Wednesday, November 14, 2012

Over A Week Ago















On 5 November 2012 I received a text message from a good friend: “Happy Guy Fawkes Day.”  At the time I was unfamiliar with the reference, and did a little research on Google search.



I came across an article in Time about “Anonymous,” and their plan to take down Facebook on Monday, Nov. 5, 2012, if a certain number of demands were not met regarding workers wages/rights in related corporations (such as Farmville).  Watching “Hactivism” on Monday night I was reminded of this article, as a testament to the progress of “Anonymous” in the time since the production of the documentary.    
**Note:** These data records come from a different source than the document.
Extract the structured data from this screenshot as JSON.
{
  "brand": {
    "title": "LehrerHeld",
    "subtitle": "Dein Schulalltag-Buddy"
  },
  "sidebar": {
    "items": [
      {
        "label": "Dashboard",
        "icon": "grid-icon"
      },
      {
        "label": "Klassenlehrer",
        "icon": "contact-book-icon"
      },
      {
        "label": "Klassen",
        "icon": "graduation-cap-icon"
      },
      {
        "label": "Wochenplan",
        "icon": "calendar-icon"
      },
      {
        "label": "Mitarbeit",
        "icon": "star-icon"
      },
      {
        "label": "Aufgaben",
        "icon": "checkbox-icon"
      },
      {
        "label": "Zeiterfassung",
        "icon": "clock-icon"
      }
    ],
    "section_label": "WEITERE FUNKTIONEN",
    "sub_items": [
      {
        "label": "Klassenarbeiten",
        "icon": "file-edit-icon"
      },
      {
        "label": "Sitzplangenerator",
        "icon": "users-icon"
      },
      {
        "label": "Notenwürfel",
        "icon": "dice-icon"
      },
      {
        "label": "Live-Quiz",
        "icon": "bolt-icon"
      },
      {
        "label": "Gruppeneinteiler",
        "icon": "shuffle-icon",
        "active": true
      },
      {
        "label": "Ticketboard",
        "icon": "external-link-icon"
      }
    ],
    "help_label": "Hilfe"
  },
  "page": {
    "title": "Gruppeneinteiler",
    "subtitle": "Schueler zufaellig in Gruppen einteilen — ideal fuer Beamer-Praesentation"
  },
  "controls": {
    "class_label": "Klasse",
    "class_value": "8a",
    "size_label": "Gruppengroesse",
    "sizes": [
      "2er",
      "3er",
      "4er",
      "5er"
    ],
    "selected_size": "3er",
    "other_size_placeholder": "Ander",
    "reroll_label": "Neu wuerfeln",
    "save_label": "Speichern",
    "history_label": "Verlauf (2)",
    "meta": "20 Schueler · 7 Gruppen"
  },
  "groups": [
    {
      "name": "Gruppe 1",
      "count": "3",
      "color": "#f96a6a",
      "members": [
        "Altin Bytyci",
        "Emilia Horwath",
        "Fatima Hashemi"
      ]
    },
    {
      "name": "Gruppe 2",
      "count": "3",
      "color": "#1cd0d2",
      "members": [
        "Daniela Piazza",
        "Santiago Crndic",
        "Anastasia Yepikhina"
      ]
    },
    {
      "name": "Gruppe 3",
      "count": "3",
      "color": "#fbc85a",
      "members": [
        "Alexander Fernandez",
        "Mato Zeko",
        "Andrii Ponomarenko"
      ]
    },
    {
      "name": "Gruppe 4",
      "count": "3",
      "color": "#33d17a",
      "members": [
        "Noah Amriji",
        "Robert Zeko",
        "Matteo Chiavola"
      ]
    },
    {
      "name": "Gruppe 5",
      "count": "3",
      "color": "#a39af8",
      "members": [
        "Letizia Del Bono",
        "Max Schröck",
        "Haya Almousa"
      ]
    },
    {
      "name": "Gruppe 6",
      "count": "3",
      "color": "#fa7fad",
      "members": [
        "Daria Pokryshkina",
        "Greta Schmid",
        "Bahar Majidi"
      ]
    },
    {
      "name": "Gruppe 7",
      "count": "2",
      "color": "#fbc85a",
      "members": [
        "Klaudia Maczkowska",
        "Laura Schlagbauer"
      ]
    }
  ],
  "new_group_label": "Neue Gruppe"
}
Having now familiarized myself more fully with "Anonymous" and also "V for Vendetta" I am most  fascinated by the connection between anonymity and power.  Anonymity as power is manifest in the digital world (online), and, perhaps causally related, the online domain is regarded as the new axis of "freedom".  The visual representations of "Anonymous," both in the documentary's interviews and in the "real" news footage, maintains a level of anonymity through the use of Guy Fawkes masks, which cover the faces of the activists outside of their online domain.  While the anxiety regarding participation of members of Anonymous in protests was located almost exclusively in the physical manifestations of the protests, all of the legal repercussions of the hactivist efforts discussed in the film were actually results of online protest.     

The difference between the affective responses of the participants to the protests in the online versus the physical domain, coupled with the difference in the reaction of the legal structure to the actions, takes my mind in two directions:

1. Are Guy Fawkes masks manifestations of passive or active anonymity? What about the "mask" of the online domain?  
2. To what extent is the anonymity of the online domain a false anonymity?

While I have not fully been able to answer my own questions, they seemed to relate to two readings, in particular.  Nigel Thrift in "Turbulent Passions" discusses affect and atmosphere; he explains Brennan's argument that affect is a mutation off the convergence of the individual and the collective, based neither entirely on the drives of the solo entity nor on the motivations inherent in the atmosphere of the given space and time (221).  While this is fairly straight forward in terms of a concrete space and time in a physical reality, it is perhaps more troubling within the scope of the online domain.  In an online space such as "4chan," it appears as though a certain number of "norms" of behavior are lost by way of the anonymity of the space; as a result, perhaps the idea of "atmosphere" is lost, or at least drastically shifted.  Or, perhaps the "atmosphere" remains that of the physical space in which the subject witnesses the screen, although this final answer seems most unlikely.  

These thoughts led me back to some ideas that Ahmed presented in The Cultural Politics of Emotion, particularly those relating to 'queer theory' and perhaps its relation to shame, or 'discomfort.'  Shame, as an emotion that requires a witness of some sort, seems to be lost in the vast span of anonymity; with the loss of such shame there seems to be a simultaneous loss of the sort of 'discomfort' which Ahmed argues is the building block to the growth of society through shifts in moral paradigms.  Simply put, the discomfort of an individual in a single atmosphere can lead to the growth of the collective within that same space.  From this standpoint, perhaps the (perceived) anonymity of the online domain is hazardous to collective moral development, and as such, conversely the opposite of what members of "Anonymous" argue when they equate free access to the internet to freedom as a generalized concept.  

In the end, it simply seems that the idea of "masks" in public or private, physical or online, spaces holds ramifications far beyond what I would have expected when I first looked up "Guy Fawkes Day" online a couple of weeks ago.